Russian emergency spokeswoman, Irina Andriyanova, said that 30 bodies had been found. She said there were 171 people aboard: 160 passengers, including six children, and 11 crew members. Lytvynova said there were 160 passengers and 10 crew members on board. The discrepancy could not immediately be explained.

"According to their information, the plane most likely was hit by lightning. There was no damage on the ground. After it fell, it broke apart and burst into flames," Andriyanova said in televised comments.

Interfax cited witnesses as saying the plane was intact when it hit the ground. RIA-Novosti later cited Andriyanova as saying "terrorism has been ruled out."

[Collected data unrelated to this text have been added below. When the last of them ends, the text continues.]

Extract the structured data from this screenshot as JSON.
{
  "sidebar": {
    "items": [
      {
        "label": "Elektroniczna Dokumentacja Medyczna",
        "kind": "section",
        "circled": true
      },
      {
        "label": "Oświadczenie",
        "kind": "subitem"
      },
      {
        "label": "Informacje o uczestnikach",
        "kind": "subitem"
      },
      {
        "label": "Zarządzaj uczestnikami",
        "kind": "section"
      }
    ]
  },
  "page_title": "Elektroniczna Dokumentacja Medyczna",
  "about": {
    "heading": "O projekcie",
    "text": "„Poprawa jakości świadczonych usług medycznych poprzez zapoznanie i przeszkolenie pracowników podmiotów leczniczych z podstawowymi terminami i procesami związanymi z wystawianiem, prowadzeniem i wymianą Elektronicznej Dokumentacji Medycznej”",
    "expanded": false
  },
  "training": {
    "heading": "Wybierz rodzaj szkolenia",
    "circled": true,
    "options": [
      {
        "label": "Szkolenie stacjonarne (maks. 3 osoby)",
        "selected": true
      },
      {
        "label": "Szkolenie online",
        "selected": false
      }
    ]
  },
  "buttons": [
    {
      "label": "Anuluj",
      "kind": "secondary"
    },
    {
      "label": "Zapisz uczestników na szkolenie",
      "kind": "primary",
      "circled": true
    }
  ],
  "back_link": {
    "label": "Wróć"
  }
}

The plane disappeared from radar screens two minutes after the crew sent an SOS signal, Russian spokeswoman Yulia Stadnikova said. The plane belongs to St. Petersburg-based Pulkovo airlines, which is among Russia's largest air companies.

Rescuers were working at the site of the crash, found near the Ukrainian city of Donetsk, about 400 miles (640 kilometers) east of Kiev, Ukrainian officials said.

The Interfax news agency quoted Ukrainian Emergency Situations Ministry spokesman Igor Krol as saying a fire broke out on the plane at 10,000 meters (32,800 feet), and that the crew decided to try to make an emergency landing. However, it quoted Russian aviation official Alexander Neradko as saying that the plane might have run into strong turbulence.

The incident was the third major plane crash in the region this year, and came less than two months after at least 124 people died when an Airbus A-310 of the Russian airline S7 skidded off a runway and burst into flames on July 9 in the Siberian city of Irkutsk.

On May 3, an A-320 of the Armenian airline Armavia crashed into the Black Sea while trying to land in the Russian resort city of Sochi in rough weather, killing all 113 people aboard.

Russian-made Tu-154s are widely used by Russian airlines for many regional flights.